NEW DELHI: The US on Friday asked India to bring down import tariffs for it under an all-encompassing trade deal that won’t leave even the latter’s sensitive agriculture markets out. In a televised address to an Indian audience from Washington, US commerce secretary Howard Lutnick made it clear that the US is not interested in negotiating tariffs with India on product-by-product basis, and instead wanted a “macro and grand” pact that covers all areas.
Lutnick’s statement came shortly after president Donald Trump repeated his criticism of India’s “high tariffs,” and indicated the country remained a prime target of reciprocal duties set to take effect April 2. It suddenly boosted expectations about the scope and scale of the proposed bilateral trade agreement between the two countries.
An Indian team led by commerce and industry minster Piyush Goyal is currently in the US to hammer out the deal. There has been no official word yet on Goyal’s meetings or itinerary in the US.
The pact is crucial for India given that the US is India’s single largest trading partner with annual two-way trade in goods and services worth $190 billion; New Delhi enjoys trade surplus with the world’s largest economy in both goods and services.
A host of Indian industries have already recommended tariff concessions to the US – even zero-for-zero tariff –, as they fear reduced market access to the country when reciprocal tariffs are imposed. On an average India’s tariffs are 4.8 percentage points higher than those maintained by the US, and for farm goods, the gap is much larger.
“The United States is interested in doing a macro, large-scale, broad-based trade agreement with India that takes everything into account and that I think can be done..it will require a different kind of thinking, big thinking,” Lutnick said at India Today Conclave.
Earlier in the day, in a cautious reaction to Trump’s announcement on reciprocal tariffs, a spokesperson of India’s external affairs ministry said the country is looking “at deepening trade ties with the US including by reducing tariff and non-tariff barriers under a bilateral trade agreement.”
During Prime Minister Narendra Modi’s visit to the US last month, both sides announced plans to negotiate a mutually beneficial, multi-sector Bilateral Trade Agreement (BTA). The nature and scope of the agreement were not spelled out in detail then.
“President Trump is thinking about it from the term reciprocal. How you treat us is how we would like to treat you. And I would like to tell you that India has some of the highest tariffs in the world, and that will require a rethinking of the relationship, the special relationship, between India and the United States,” the US commerce secretary said. “Let’s bring India’s tariff policy towards America down, and America will invite India in to have really an extraordinary opportunity and relationship with us, something that America has been pushing for,” Lutnick said.
India has taken a conservative view on negotiating agriculture in trade deals in the past out of the concerns of the livelihood of the small and marginal farmers. “You can’t just say it’s off the table. That’s just not an attractive way of doing business. The Indian market for agriculture has to open up,” he said, adding that the opening of the agriculture sector can be calibrated.
“Maybe certain products have quotas, maybe certain products have limits, maybe certain products you do in certain ways, and then we do the same thing on the other side, and we craft an agreement that is sensible between the two of us,” the US commerce secretary said.

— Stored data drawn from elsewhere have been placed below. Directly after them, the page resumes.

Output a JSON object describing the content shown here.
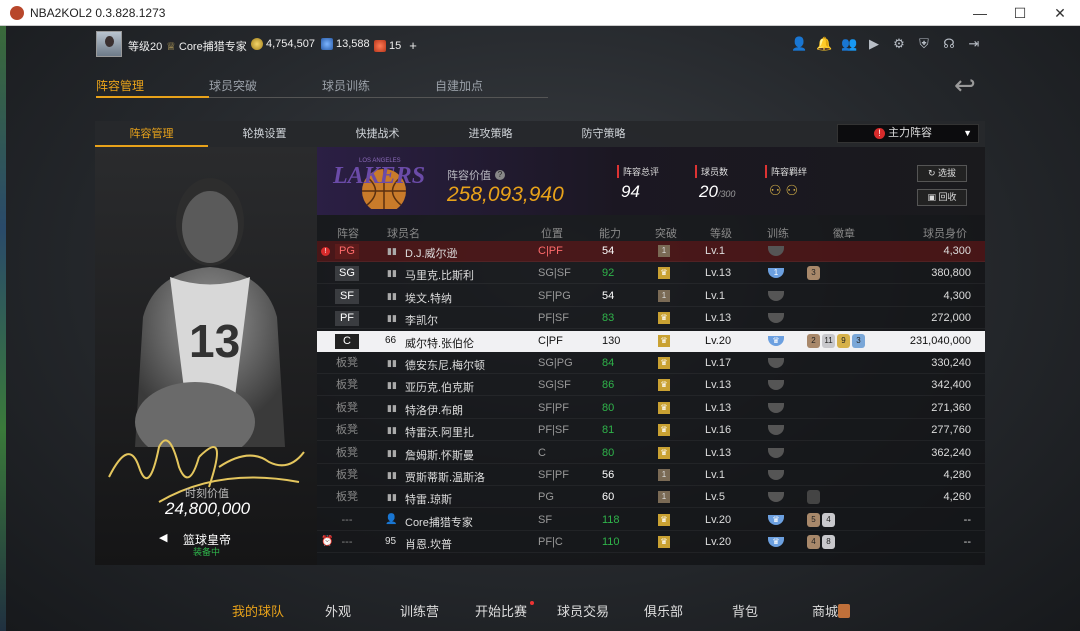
{
  "window": {
    "title": "NBA2KOL2 0.3.828.1273",
    "minimize": "—",
    "maximize": "☐",
    "close": "✕"
  },
  "header": {
    "level": "等级20",
    "title_label": "Core捕猎专家",
    "gold": "4,754,507",
    "points": "13,588",
    "tickets": "15",
    "plus": "+"
  },
  "main_tabs": [
    {
      "label": "阵容管理",
      "active": true
    },
    {
      "label": "球员突破",
      "active": false
    },
    {
      "label": "球员训练",
      "active": false
    },
    {
      "label": "自建加点",
      "active": false
    }
  ],
  "sub_tabs": [
    {
      "label": "阵容管理",
      "active": true
    },
    {
      "label": "轮换设置",
      "active": false
    },
    {
      "label": "快捷战术",
      "active": false
    },
    {
      "label": "进攻策略",
      "active": false
    },
    {
      "label": "防守策略",
      "active": false
    }
  ],
  "lineup_select": {
    "label": "主力阵容",
    "warning": "!"
  },
  "card": {
    "value_label": "时刻价值",
    "value": "24,800,000",
    "name": "篮球皇帝",
    "status": "装备中",
    "jersey": "13"
  },
  "summary": {
    "value_label": "阵容价值",
    "value": "258,093,940",
    "rating_label": "阵容总评",
    "rating": "94",
    "player_count_label": "球员数",
    "player_count": "20",
    "player_max": "/300",
    "chem_label": "阵容羁绊",
    "select_btn": "选拔",
    "recycle_btn": "回收",
    "logo_text": "LAKERS",
    "logo_sub": "LOS ANGELES"
  },
  "table": {
    "headers": [
      "阵容",
      "球员名",
      "位置",
      "能力",
      "突破",
      "等级",
      "训练",
      "徽章",
      "球员身价"
    ],
    "rows": [
      {
        "slot": "PG",
        "slot_type": "warn",
        "prefix": "",
        "name": "D.J.威尔逊",
        "pos": "C|PF",
        "pos_warn": true,
        "ovr": "54",
        "ovr_color": "white",
        "brk": "1",
        "level": "Lv.1",
        "train": "",
        "badges": [],
        "value": "4,300",
        "warn": true
      },
      {
        "slot": "SG",
        "slot_type": "starter",
        "prefix": "",
        "name": "马里克.比斯利",
        "pos": "SG|SF",
        "ovr": "92",
        "ovr_color": "green",
        "brk": "♛",
        "level": "Lv.13",
        "train": "1",
        "badges": [
          {
            "t": "bronze",
            "v": "3"
          }
        ],
        "value": "380,800"
      },
      {
        "slot": "SF",
        "slot_type": "starter",
        "prefix": "",
        "name": "埃文.特纳",
        "pos": "SF|PG",
        "ovr": "54",
        "ovr_color": "white",
        "brk": "1",
        "level": "Lv.1",
        "train": "",
        "badges": [],
        "value": "4,300"
      },
      {
        "slot": "PF",
        "slot_type": "starter",
        "prefix": "",
        "name": "李凯尔",
        "pos": "PF|SF",
        "ovr": "83",
        "ovr_color": "green",
        "brk": "♛",
        "level": "Lv.13",
        "train": "",
        "badges": [],
        "value": "272,000"
      },
      {
        "slot": "C",
        "slot_type": "starter",
        "prefix": "66",
        "name": "威尔特.张伯伦",
        "pos": "C|PF",
        "ovr": "130",
        "ovr_color": "white",
        "brk": "♛",
        "level": "Lv.20",
        "train": "♛",
        "badges": [
          {
            "t": "bronze",
            "v": "2"
          },
          {
            "t": "silver",
            "v": "11"
          },
          {
            "t": "gold",
            "v": "9"
          },
          {
            "t": "hof",
            "v": "3"
          }
        ],
        "value": "231,040,000",
        "highlight": true
      },
      {
        "slot": "板凳",
        "slot_type": "bench",
        "prefix": "",
        "name": "德安东尼.梅尔顿",
        "pos": "SG|PG",
        "ovr": "84",
        "ovr_color": "green",
        "brk": "♛",
        "level": "Lv.17",
        "train": "",
        "badges": [],
        "value": "330,240"
      },
      {
        "slot": "板凳",
        "slot_type": "bench",
        "prefix": "",
        "name": "亚历克.伯克斯",
        "pos": "SG|SF",
        "ovr": "86",
        "ovr_color": "green",
        "brk": "♛",
        "level": "Lv.13",
        "train": "",
        "badges": [],
        "value": "342,400"
      },
      {
        "slot": "板凳",
        "slot_type": "bench",
        "prefix": "",
        "name": "特洛伊.布朗",
        "pos": "SF|PF",
        "ovr": "80",
        "ovr_color": "green",
        "brk": "♛",
        "level": "Lv.13",
        "train": "",
        "badges": [],
        "value": "271,360"
      },
      {
        "slot": "板凳",
        "slot_type": "bench",
        "prefix": "",
        "name": "特雷沃.阿里扎",
        "pos": "PF|SF",
        "ovr": "81",
        "ovr_color": "green",
        "brk": "♛",
        "level": "Lv.16",
        "train": "",
        "badges": [],
        "value": "277,760"
      },
      {
        "slot": "板凳",
        "slot_type": "bench",
        "prefix": "",
        "name": "詹姆斯.怀斯曼",
        "pos": "C",
        "ovr": "80",
        "ovr_color": "green",
        "brk": "♛",
        "level": "Lv.13",
        "train": "",
        "badges": [],
        "value": "362,240"
      },
      {
        "slot": "板凳",
        "slot_type": "bench",
        "prefix": "",
        "name": "贾斯蒂斯.温斯洛",
        "pos": "SF|PF",
        "ovr": "56",
        "ovr_color": "white",
        "brk": "1",
        "level": "Lv.1",
        "train": "",
        "badges": [],
        "value": "4,280"
      },
      {
        "slot": "板凳",
        "slot_type": "bench",
        "prefix": "",
        "name": "特雷.琼斯",
        "pos": "PG",
        "ovr": "60",
        "ovr_color": "white",
        "brk": "1",
        "level": "Lv.5",
        "train": "",
        "badges": [
          {
            "t": "empty",
            "v": ""
          }
        ],
        "value": "4,260"
      },
      {
        "slot": "---",
        "slot_type": "none",
        "prefix": "👤",
        "name": "Core捕猎专家",
        "pos": "SF",
        "ovr": "118",
        "ovr_color": "green",
        "brk": "♛",
        "level": "Lv.20",
        "train": "♛",
        "badges": [
          {
            "t": "bronze",
            "v": "5"
          },
          {
            "t": "silver",
            "v": "4"
          }
        ],
        "value": "--"
      },
      {
        "slot": "---",
        "slot_type": "none",
        "prefix": "95",
        "name": "肖恩.坎普",
        "pos": "PF|C",
        "ovr": "110",
        "ovr_color": "green",
        "brk": "♛",
        "level": "Lv.20",
        "train": "♛",
        "badges": [
          {
            "t": "bronze",
            "v": "4"
          },
          {
            "t": "silver",
            "v": "8"
          }
        ],
        "value": "--"
      }
    ]
  },
  "bottom_nav": [
    {
      "label": "我的球队",
      "active": true
    },
    {
      "label": "外观",
      "active": false
    },
    {
      "label": "训练营",
      "active": false
    },
    {
      "label": "开始比赛",
      "active": false,
      "dot": true
    },
    {
      "label": "球员交易",
      "active": false
    },
    {
      "label": "俱乐部",
      "active": false
    },
    {
      "label": "背包",
      "active": false
    },
    {
      "label": "商城",
      "active": false
    }
  ],
  "colors": {
    "accent": "#e8a21a",
    "green": "#2fb34a",
    "warn": "#d82b2b"
  }
}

Lutnick also said that the US would like India to end the efforts of BRICS countries to try to create a currency to replace the dollar as the economic currency. “These kinds of things don’t create the love and affection that we really deeply feel towards India. We would like those things to end, and we would like trade to be more fair, and we would like to create an incredible and strong and powerful relationship with India going forward.”